Despite the diversification of its activities, the organization’s core mission remains the same, according to Golden. “We’re addressing the need for creativity in people’s lives—the opportunity to look at some of our city’s more intractable problems and address them through a creative means,” she emphasized (Halpern). Golden also acknowledged that public funding support has been crucial to fostering and growing Mural Arts. “We have been honored to receive funds from the NEA, and feel that it is invaluable…. Government funding for us is a platform and a catalyst” (Silverman).
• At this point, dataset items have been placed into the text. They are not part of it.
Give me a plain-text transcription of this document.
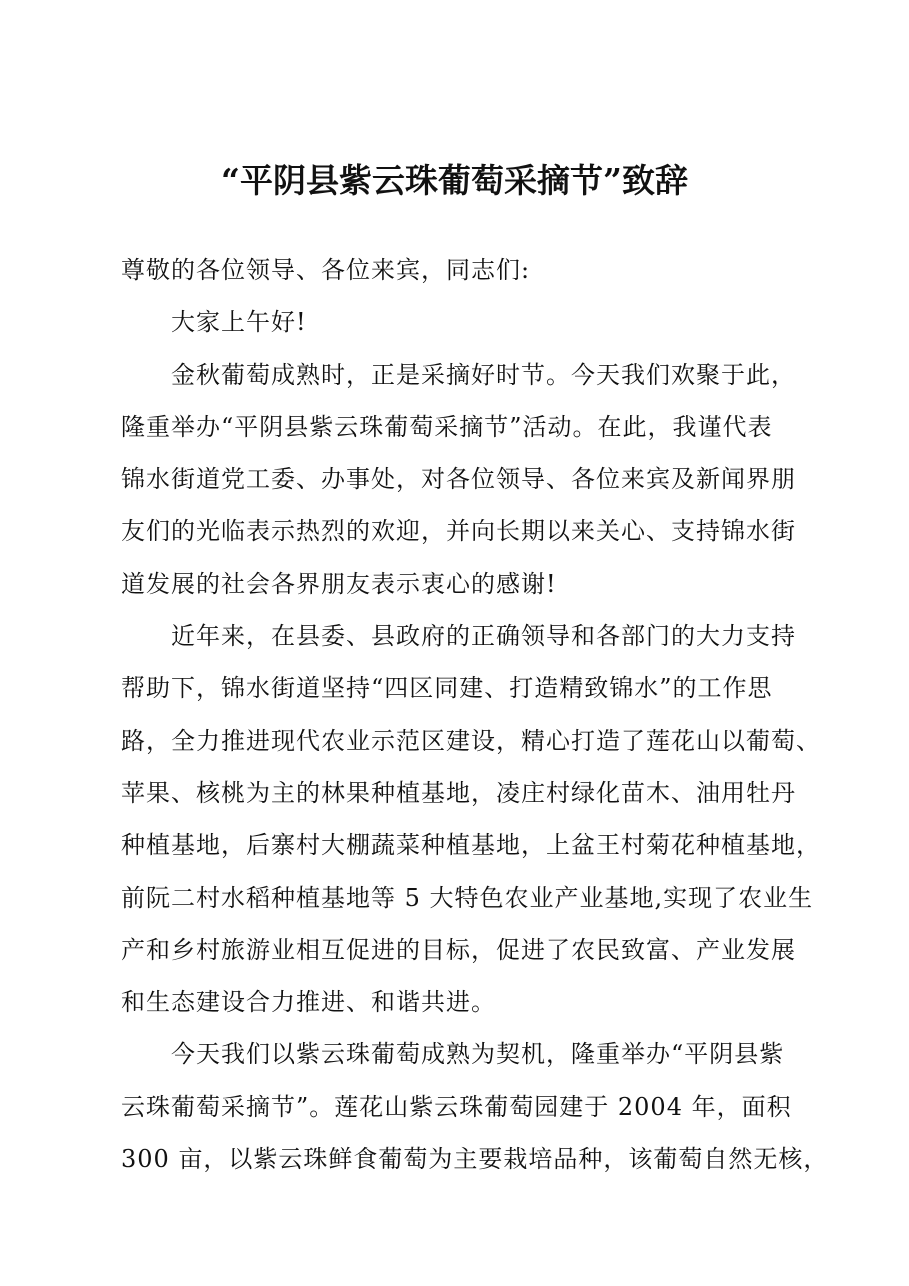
“平阴县紫云珠葡萄采摘节”致辞
尊敬的各位领导、各位来宾，同志们:
大家上午好!
金秋葡萄成熟时，正是采摘好时节。今天我们欢聚于此，
隆重举办“平阴县紫云珠葡萄采摘节”活动。在此，我谨代表
锦水街道党工委、办事处，对各位领导、各位来宾及新闻界朋
友们的光临表示热烈的欢迎，并向长期以来关心、支持锦水街
道发展的社会各界朋友表示衷心的感谢!
近年来，在县委、县政府的正确领导和各部门的大力支持
帮助下，锦水街道坚持“四区同建、打造精致锦水”的工作思
路，全力推进现代农业示范区建设，精心打造了莲花山以葡萄、
苹果、核桃为主的林果种植基地，凌庄村绿化苗木、油用牡丹
种植基地，后寨村大棚蔬菜种植基地，上盆王村菊花种植基地，
前阮二村水稻种植基地等 5 大特色农业产业基地,实现了农业生
产和乡村旅游业相互促进的目标，促进了农民致富、产业发展
和生态建设合力推进、和谐共进。
今天我们以紫云珠葡萄成熟为契机，隆重举办“平阴县紫
云珠葡萄采摘节”。莲花山紫云珠葡萄园建于 2004 年，面积
300 亩，以紫云珠鲜食葡萄为主要栽培品种，该葡萄自然无核，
Through her work with Mural Arts, Golden has developed an understanding of the utility of art. Yes, public art can make a community more aesthetically appealing. But even more essential, however, it is the way in which the process of making art can powerfully give voice to community members. When the people of a community are actively engaged in creating the artwork that beautifies the built environment in which they live, they can see their own hopes, dreams, and concerns writ large on their local landscape, which in turn empowers them to ask for and make change at a deeper level.

With the murals Golden oversees, the challenges start even before the paintbrushes come out. Before any mural comes to life, a community has to come together, put in a request, and meet to decide on images (“Public Art and Civil Engagement). In 2004, community leaders from Mantua, a West Philadelphia neighborhood known as ‘The Bottom,’ submitted an ambitious request. They wanted to paint murals on two apartment buildings that bordered a field trashed with glass shards and old tires. Today, the junk in the vacant Mantua lots has been replaced by a park — a trend that can attract developers. ‘They say that they feel that it is safer to build in Mantua,’ Golden says. ‘ I know that what we’re doing isn’t a solution for all that is wrong with the city … [but] murals show us the catalytic role that art can play in healing a city,’ Golden says (“Letters: Murals Invigorate Philly”). Not only do these murals work at bringing together and healing a community, they also help bring about economic change and opportunities.

Jane Golden has been a driving force in the organization since its genesis as the Anti-Graffiti Network. Today, the Mural Arts Program is internationally renowned for its success in beautifying urban neighborhoods, transcending urban divides and empowering artists to bring their work to the public.